Справедливости ради скажу, что большинство жителей нашего небольшого провинциального городка, названного ещё во времена Ивана IV Красной Слободой, не принадлежало к лагерю воинствующих атеистов и новость эту за новость не приняли – у всех слободчан дети были крещённые. На Аномалии без надежды на Бога – не проживёшь. И секретарь райисполкома, и председатель сельсовета, да и другие аномальные руководители, когда сталкивались с необъяснимым и загадочным (чего в любой аномальной зоне хватает), всегда тайком осеняли себя крестным знамением. Кое-кто из них носил даже нательный крестик, снимая его только перед походом в слободскую баню.

Но только Пётр Карагодин, насколько я его помню, был не из таких. Поставленный партией над аномальным народом во главу руководства всей жизнью в Краснослободске и его окрестностях, секретарь райкома Григорий Карагодин, которого за глаза называли Гришкой Распутиным, ни в Бога, ни в чёрта не верил. После того, как «компетентные органы» компетентно доложили Гришке о «постыдном факте крещения в вверенном ему районе», он выступил по слободскому радио с разоблачительной речью. Мол, в местечке, которая спокон века называется Красная Слобода, такие вредные пережитки прошлого нужно изводить на корню. Сын героя-партизана Петра Карагодина, бывший комиссар партизанского отряда «Мститель», считал, что Слобода названа Красной, так сказать, «по коммунистическим мотивам». По аналогии с родной Красной армией, что ли…Тут надо уточнить, что красный цвет был любимым цветом власти в нашей аномальной зоне, и все официальные праздники были красными, как и красные транспаранты, красные знамёна, красные носы у демонстрантов, несущих красные лозунги у красной трибуны на площади, где стоял памятник красному герою-партизану Григорию Карагодину.

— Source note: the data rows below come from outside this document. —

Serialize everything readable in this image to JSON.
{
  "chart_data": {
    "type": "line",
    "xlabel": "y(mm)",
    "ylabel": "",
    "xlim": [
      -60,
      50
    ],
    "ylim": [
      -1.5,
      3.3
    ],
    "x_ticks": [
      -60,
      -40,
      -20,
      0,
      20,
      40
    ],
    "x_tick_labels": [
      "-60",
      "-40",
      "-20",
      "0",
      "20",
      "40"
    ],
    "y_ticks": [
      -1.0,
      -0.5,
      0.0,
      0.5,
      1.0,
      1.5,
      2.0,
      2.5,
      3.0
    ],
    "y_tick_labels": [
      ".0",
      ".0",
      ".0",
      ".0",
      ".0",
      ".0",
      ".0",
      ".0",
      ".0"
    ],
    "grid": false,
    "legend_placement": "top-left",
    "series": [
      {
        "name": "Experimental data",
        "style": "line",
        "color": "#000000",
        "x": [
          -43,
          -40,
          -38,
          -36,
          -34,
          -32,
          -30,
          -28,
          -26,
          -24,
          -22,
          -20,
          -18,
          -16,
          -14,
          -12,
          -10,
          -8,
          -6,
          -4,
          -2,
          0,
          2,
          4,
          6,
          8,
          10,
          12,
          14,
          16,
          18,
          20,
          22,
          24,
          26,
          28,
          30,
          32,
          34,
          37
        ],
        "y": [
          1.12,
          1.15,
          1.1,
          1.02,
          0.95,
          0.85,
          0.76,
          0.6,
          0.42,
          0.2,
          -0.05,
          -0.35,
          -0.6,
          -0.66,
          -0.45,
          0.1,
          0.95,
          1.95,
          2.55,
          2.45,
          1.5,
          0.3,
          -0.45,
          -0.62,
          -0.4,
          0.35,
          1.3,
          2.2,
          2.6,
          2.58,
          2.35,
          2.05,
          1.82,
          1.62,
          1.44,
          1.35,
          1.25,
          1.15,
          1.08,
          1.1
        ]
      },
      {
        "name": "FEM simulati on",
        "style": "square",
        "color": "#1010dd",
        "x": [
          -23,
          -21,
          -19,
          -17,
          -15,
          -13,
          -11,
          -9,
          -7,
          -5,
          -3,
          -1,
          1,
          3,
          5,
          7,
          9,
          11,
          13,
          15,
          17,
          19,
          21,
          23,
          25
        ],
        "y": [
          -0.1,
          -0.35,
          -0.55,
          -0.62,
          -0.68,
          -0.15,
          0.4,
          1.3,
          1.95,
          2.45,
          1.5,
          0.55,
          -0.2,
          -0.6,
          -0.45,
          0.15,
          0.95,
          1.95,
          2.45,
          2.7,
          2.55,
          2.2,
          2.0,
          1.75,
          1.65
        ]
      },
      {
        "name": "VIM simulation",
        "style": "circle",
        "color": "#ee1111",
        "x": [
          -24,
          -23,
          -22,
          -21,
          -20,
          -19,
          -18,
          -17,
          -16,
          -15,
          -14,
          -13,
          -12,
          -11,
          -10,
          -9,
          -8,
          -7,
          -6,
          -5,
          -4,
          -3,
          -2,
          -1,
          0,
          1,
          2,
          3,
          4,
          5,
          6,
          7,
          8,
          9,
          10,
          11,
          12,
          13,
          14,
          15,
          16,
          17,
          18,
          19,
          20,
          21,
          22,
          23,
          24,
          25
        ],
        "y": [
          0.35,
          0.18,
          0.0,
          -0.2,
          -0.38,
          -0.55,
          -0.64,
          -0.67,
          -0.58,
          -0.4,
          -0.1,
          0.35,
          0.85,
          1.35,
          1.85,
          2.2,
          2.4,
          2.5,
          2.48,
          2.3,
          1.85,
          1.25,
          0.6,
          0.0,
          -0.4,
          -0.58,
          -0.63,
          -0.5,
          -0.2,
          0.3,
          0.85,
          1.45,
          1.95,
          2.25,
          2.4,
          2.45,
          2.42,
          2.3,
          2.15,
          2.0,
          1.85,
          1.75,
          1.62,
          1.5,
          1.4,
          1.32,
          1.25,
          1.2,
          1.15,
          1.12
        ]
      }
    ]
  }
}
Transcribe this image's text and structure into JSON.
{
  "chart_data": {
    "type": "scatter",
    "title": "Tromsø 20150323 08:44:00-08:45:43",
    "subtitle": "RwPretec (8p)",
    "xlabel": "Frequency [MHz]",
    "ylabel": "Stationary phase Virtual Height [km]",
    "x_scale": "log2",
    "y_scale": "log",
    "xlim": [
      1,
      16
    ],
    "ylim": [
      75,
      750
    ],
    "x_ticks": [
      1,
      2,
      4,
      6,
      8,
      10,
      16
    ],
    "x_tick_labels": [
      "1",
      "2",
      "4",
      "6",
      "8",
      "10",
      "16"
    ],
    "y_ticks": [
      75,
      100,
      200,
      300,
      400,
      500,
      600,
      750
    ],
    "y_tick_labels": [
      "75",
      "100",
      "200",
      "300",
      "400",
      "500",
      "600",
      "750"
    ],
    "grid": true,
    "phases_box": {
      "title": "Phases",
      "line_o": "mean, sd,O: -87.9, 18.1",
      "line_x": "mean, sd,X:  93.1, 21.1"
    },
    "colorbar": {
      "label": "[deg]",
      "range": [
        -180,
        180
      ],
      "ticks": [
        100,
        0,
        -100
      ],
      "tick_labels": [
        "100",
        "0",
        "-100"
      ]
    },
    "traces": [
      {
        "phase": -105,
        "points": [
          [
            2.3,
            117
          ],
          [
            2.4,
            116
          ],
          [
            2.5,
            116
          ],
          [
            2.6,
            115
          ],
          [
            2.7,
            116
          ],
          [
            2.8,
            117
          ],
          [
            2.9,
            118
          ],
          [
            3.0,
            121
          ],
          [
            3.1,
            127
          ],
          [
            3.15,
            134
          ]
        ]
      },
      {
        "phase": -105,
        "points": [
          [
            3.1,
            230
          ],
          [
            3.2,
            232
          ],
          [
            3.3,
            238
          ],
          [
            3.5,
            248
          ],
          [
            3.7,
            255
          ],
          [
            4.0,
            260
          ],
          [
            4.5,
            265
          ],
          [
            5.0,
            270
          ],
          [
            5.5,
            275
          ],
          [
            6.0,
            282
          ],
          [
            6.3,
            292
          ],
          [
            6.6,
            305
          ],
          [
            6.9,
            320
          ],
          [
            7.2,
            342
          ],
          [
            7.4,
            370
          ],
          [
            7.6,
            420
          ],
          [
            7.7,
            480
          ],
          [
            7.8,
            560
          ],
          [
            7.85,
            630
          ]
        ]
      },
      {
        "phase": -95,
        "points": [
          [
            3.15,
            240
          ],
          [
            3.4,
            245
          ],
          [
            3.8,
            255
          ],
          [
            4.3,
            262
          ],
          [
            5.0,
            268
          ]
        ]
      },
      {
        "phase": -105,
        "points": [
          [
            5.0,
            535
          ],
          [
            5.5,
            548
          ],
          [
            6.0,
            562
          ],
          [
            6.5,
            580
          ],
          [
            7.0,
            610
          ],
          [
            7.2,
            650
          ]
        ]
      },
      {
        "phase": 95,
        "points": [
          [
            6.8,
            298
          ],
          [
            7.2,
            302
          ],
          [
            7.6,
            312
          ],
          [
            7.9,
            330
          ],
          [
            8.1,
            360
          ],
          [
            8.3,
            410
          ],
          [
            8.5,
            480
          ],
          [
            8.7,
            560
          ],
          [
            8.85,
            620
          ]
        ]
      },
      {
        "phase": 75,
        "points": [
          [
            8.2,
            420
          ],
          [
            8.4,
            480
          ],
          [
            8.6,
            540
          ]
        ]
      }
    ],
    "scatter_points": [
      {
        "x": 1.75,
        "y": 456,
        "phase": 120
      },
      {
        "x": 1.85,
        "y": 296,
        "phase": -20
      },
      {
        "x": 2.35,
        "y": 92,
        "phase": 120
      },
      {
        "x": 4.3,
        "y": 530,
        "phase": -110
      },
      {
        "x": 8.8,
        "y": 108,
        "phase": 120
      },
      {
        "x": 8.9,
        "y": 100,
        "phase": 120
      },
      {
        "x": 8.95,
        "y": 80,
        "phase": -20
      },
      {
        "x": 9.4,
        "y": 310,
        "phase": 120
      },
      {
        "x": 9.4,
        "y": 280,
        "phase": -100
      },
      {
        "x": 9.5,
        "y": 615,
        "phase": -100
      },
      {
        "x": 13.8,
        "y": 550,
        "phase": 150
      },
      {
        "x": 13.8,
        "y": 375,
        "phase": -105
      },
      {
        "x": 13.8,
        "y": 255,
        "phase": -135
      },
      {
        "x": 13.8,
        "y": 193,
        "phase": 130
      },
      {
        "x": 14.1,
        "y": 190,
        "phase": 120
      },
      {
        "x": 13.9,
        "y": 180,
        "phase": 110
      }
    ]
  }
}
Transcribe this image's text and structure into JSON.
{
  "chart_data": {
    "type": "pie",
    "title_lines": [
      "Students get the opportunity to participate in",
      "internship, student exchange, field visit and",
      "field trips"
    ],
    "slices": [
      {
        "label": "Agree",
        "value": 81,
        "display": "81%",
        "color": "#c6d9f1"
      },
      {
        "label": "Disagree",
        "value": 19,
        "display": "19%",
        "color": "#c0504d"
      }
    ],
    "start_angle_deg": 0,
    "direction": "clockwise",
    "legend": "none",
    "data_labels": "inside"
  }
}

Мать Павла, видно, опозорила своим поступком цвет человеческой крови, войны и всех революций, которые произошли на Аномалии.

С матерью маленького Павла так и сделали –под руководством Гришки Распутина, то бишь первого секретаря Краснослободского райкома партии, «извели её на корню». Через месяц после этой радиопередачи бедная женщина, зажав вместе с нательным крестиком сына партбилет в слабом кулачке, умерла «от сердца». Так говорили бабки у водозаборной колонки. А Фока Лукич, квартировавший у наших соседей, усыновил Пашку, круглого сироту, дав ему зачем-то свою нелепую фамилию Альтшуллер, которую, когда мы начали изучать немецкий, я перевёл как старый ученик. (Много позже понял, что мудрый Фока Лукич был не старым, а вечным учеником, позже вы, надеюсь, поймёте почему).

Слово «красный», как я узнал ещё в младших классах, равнозначно нынешнему слову «красивый». Красная Слобода – значит красивая слобода. Где это? Ну, чтобы было понятнее, дам точные координаты: ехать надо от Москвы (увы, сегодня столица не внешне, а по существу, всё больше становится похожей на нашу ненормальную зону, очень большую, бурлящую, но всё-таки – Аномалию) до Курска, а от него, по старому южному тракту ровно 110 километров строго на северо-запад. И попадёте в самое чрево аномальной зоны Центральной России, там, где ещё до революции геологи нашли богатейшие залежи железной руды. А после установления советской власти на всей территории Аномалии, моей малой родины, доложили партии и правительству, что запасов «синюшки» (руды с богатым содержанием железа) хватит аж лет на сто, а бедной руды и железистого кварцита – лет этак не менее, чем на триста-четыреста.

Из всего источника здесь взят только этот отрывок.